I actually think that sigma should always go down (i.e.: accuracy improves in every game) with deeper search as long as the evaluation has some predictive value. And then it doesn't matter if you back propagate one order with minimax or more with another method. In Nau's trees, indeed maybe the real problem is just that the evaluations are not predictions of the search to begin with?

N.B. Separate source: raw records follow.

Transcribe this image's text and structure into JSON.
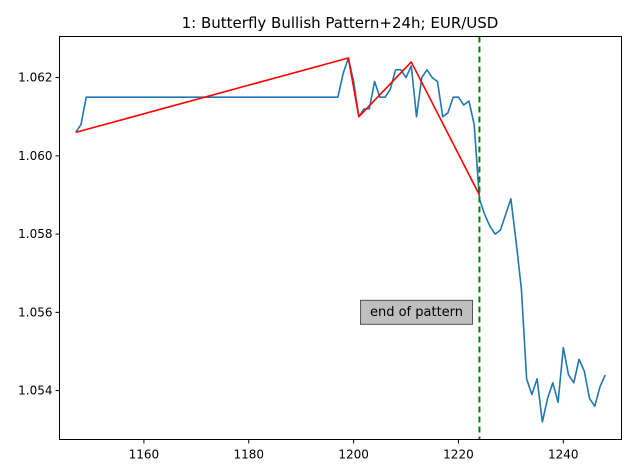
{
  "chart_data": {
    "type": "line",
    "title": "1: Butterfly Bullish Pattern+24h; EUR/USD",
    "xlabel": "",
    "ylabel": "",
    "xlim": [
      1143.9,
      1251.1
    ],
    "ylim": [
      1.05275,
      1.06305
    ],
    "x_ticks": [
      1160,
      1180,
      1200,
      1220,
      1240
    ],
    "y_ticks": [
      1.054,
      1.056,
      1.058,
      1.06,
      1.062
    ],
    "x_tick_labels": [
      "1160",
      "1180",
      "1200",
      "1220",
      "1240"
    ],
    "y_tick_labels": [
      "1.054",
      "1.056",
      "1.058",
      "1.060",
      "1.062"
    ],
    "grid": false,
    "series": [
      {
        "color": "#1f77b4",
        "x": [
          1147,
          1148,
          1149,
          1150,
          1160,
          1170,
          1180,
          1190,
          1197,
          1198,
          1199,
          1200,
          1201,
          1202,
          1203,
          1204,
          1205,
          1206,
          1207,
          1208,
          1209,
          1210,
          1211,
          1212,
          1213,
          1214,
          1215,
          1216,
          1217,
          1218,
          1219,
          1220,
          1221,
          1222,
          1223,
          1224,
          1225,
          1226,
          1227,
          1228,
          1229,
          1230,
          1231,
          1232,
          1233,
          1234,
          1235,
          1236,
          1237,
          1238,
          1239,
          1240,
          1241,
          1242,
          1243,
          1244,
          1245,
          1246,
          1247,
          1248
        ],
        "y": [
          1.0606,
          1.0608,
          1.0615,
          1.0615,
          1.0615,
          1.0615,
          1.0615,
          1.0615,
          1.0615,
          1.0621,
          1.0625,
          1.0619,
          1.061,
          1.0612,
          1.0612,
          1.0619,
          1.0615,
          1.0615,
          1.0617,
          1.0622,
          1.0622,
          1.062,
          1.0623,
          1.061,
          1.062,
          1.0622,
          1.062,
          1.0619,
          1.061,
          1.0611,
          1.0615,
          1.0615,
          1.0613,
          1.0614,
          1.0608,
          1.0589,
          1.0585,
          1.0582,
          1.058,
          1.0581,
          1.0585,
          1.0589,
          1.0578,
          1.0566,
          1.0543,
          1.0539,
          1.0543,
          1.0532,
          1.0538,
          1.0542,
          1.0537,
          1.0551,
          1.0544,
          1.0542,
          1.0548,
          1.0545,
          1.0538,
          1.0536,
          1.0541,
          1.0544
        ]
      },
      {
        "color": "#ff0000",
        "x": [
          1147,
          1199,
          1201,
          1211,
          1224
        ],
        "y": [
          1.0606,
          1.0625,
          1.061,
          1.0624,
          1.059
        ]
      }
    ],
    "vline": {
      "x": 1224,
      "color": "#008000",
      "style": "dashed"
    },
    "annotation": {
      "text": "end of pattern",
      "x": 1212,
      "y": 1.056
    }
  }
}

[Edit: I just found this article]
http://www.sciencedirect.com/science/ar ... 0206000117
Luštrek e.a. wrote:Deeper searches in game-playing programs relying on the minimax principle generally produce better results. Theoretical analyses, however, suggest that in many cases minimaxing amplifies the noise introduced by the heuristic function used to evaluate the leaves of the game tree, leading to what is known as pathological behavior, where deeper searches produce worse results. In most minimax models analyzed in previous research, positions’ true values and sometimes also heuristic values were only losses and wins. In contrast to this, a model is proposed in this paper that uses real numbers for both true and heuristic values. This model did not behave pathologically in the experiments performed. The mechanism that causes deeper searches to produce better evaluations is explained. A comparison with chess is made, indicating that the model realistically reflects position evaluations in chess-playing programs. Conditions under which the pathology might appear in a real-value model are also examined. The essential difference between our real-value model and the common two-value model, which causes the pathology in the two-value model, is identified. Most previous research reports that the pathology tends to disappear when there are dependences between the values of sibling nodes in a game tree. In this paper, another explanation is presented which indicates that in the two-value models the error of the heuristic evaluation was not modeled realistically.